Hinzu kommen rechtliche Hürden. „Die meisten Gelege befinden sich auf Inseln, die auch von anderen Wasservögeln genutzt werden. Es käme zu nicht vertretbaren Störungen“, so der Leiter der Biologischen Station weiter. Praktisch sei das keine realistische Lösung. Schneller zum Ziel führen könnte eine konsequente Entnahme der Eier. „Auch hier gilt: Es müsste großangelegt und koordiniert in allen Kommunen erfolgen. Offen ist, wie schnell die Tiere lernen und vorsichtig werden“, sagt Heuser weiter.
Stadt Bochum beobachtet Situation an der Badestelle
Beispielsweise für die Badestelle an der Ruhr sei es geplant, dass die Biologische Station den Vogelbestand überprüft. Zudem wolle die Stadt Bochum die Situation weiter beobachten. „Sollten sich doch noch sinnvoll erscheinende Maßnahmen ergeben, wird die Stadt Bochum dazu berichten“, so Sprecherin Breitschädel.
Wie viele Kanada-Gänse es im Bochumer Stadtgebiet gibt, können weder Stadt Bochum noch die Biologische Station sagen. „Da keine Zählungen stattfinden.“ Am Ümminger See hätte es 2019 einmal eine Erhebung gegeben, die Zahlen lagen zwischen 20 und 120 Tieren. „Eine punktuelle Zählung hat zudem wenig Aussagekraft“, sagt Jürgen Heuser von der Biologischen Station.
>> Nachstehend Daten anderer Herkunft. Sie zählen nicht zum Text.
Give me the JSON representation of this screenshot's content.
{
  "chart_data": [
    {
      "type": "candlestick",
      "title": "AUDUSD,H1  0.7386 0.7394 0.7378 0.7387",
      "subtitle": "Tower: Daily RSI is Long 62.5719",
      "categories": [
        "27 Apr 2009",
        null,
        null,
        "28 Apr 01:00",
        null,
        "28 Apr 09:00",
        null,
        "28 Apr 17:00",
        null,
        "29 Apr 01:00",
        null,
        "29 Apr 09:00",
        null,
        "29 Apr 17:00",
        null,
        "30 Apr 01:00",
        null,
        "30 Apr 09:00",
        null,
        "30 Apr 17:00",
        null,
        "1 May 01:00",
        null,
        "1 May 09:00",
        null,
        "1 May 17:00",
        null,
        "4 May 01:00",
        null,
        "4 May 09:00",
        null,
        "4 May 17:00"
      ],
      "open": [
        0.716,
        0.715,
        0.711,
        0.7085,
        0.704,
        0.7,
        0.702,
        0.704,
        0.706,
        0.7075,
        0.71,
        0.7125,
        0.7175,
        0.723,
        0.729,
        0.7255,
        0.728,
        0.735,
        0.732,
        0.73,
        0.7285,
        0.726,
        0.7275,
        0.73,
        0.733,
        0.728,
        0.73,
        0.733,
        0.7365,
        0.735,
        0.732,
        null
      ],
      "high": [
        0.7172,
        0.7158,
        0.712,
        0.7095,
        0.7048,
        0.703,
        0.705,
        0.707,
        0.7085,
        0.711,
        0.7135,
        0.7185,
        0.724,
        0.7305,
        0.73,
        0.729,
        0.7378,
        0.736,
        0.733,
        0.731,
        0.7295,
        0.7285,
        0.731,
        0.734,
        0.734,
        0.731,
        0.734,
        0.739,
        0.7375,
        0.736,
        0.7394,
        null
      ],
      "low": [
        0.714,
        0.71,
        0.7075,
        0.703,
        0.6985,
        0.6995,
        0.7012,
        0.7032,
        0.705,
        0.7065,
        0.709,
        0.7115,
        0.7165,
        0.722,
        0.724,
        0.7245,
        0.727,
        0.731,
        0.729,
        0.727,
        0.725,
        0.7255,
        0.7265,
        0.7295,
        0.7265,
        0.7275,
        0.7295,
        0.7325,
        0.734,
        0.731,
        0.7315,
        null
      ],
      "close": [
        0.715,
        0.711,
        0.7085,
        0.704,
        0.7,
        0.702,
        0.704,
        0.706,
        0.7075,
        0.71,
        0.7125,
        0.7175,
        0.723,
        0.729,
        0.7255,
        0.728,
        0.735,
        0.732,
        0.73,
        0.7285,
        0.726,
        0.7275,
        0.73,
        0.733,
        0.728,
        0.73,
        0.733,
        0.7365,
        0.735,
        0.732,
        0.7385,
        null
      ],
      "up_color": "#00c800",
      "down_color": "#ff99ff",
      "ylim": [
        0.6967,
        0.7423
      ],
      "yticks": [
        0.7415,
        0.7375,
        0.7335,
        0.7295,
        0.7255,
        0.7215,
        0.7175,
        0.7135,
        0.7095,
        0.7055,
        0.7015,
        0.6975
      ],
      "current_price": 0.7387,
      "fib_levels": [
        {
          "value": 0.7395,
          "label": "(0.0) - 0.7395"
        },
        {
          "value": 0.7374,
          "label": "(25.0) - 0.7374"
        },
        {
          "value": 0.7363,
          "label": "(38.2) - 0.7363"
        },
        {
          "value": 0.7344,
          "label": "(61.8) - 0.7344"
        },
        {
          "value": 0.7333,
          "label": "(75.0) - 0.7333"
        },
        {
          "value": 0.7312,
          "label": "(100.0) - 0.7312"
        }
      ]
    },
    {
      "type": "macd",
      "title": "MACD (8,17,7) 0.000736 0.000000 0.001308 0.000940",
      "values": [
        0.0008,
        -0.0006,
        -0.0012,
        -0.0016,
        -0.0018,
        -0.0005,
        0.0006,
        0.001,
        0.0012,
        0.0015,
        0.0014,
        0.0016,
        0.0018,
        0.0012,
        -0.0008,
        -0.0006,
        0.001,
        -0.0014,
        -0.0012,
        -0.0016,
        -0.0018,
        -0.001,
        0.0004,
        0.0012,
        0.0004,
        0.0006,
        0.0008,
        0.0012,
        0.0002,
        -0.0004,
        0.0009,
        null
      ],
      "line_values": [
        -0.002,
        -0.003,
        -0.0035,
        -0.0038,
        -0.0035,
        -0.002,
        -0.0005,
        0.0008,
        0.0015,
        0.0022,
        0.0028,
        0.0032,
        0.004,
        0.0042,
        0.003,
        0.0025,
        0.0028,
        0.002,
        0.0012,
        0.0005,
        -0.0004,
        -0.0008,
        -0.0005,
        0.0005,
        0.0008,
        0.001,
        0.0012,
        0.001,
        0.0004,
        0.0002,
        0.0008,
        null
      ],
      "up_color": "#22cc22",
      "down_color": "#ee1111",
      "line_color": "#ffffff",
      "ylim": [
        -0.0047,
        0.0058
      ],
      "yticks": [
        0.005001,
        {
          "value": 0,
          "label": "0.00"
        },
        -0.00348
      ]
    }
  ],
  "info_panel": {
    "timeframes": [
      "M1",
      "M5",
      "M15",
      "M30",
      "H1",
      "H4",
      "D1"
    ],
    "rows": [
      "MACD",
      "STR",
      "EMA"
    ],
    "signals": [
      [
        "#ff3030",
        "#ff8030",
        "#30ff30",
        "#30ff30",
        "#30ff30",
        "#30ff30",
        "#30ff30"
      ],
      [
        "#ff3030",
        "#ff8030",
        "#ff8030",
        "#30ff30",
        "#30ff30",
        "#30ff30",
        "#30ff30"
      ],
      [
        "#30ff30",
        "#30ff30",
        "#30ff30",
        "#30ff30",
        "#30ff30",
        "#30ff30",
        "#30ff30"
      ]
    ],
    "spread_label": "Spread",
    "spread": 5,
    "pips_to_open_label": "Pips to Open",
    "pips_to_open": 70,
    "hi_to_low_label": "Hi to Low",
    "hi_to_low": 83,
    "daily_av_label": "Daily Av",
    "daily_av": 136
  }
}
Da die sogenannten Nichtbrüter die Masse des Bestandes ausmachen. „Sie sind sehr mobil: heute in Bochum, morgen in Witten, übermorgen in Essen.“
Unabhängig davon an welchen Ort: Lästig sind die Kanada-Gänse für viele – doch bedeuten sie bzw. ihr Kot auch eine Gefahr? „Bei der oralen Aufnahme von Gänsekot sind temporäre Durchfallereignisse bekannt geworden. Wohl allenfalls denkbar bei schlecht beaufsichtigten Kleinkindern“, sagt Heuser.
Pläne, die Stellen reinigen zu lassen, hat die Stadt Bochum nicht. Sprecherin Breitschädel erklärt: „Bürgerinnen und Bürger, die sich in Parks, ans Ruhrufer und in die freie Natur begeben, müssen mit den natürlichen Einflüssen rechnen.“ Dazu gehören auch die Hinterlassenschaften von freilebenden Tieren.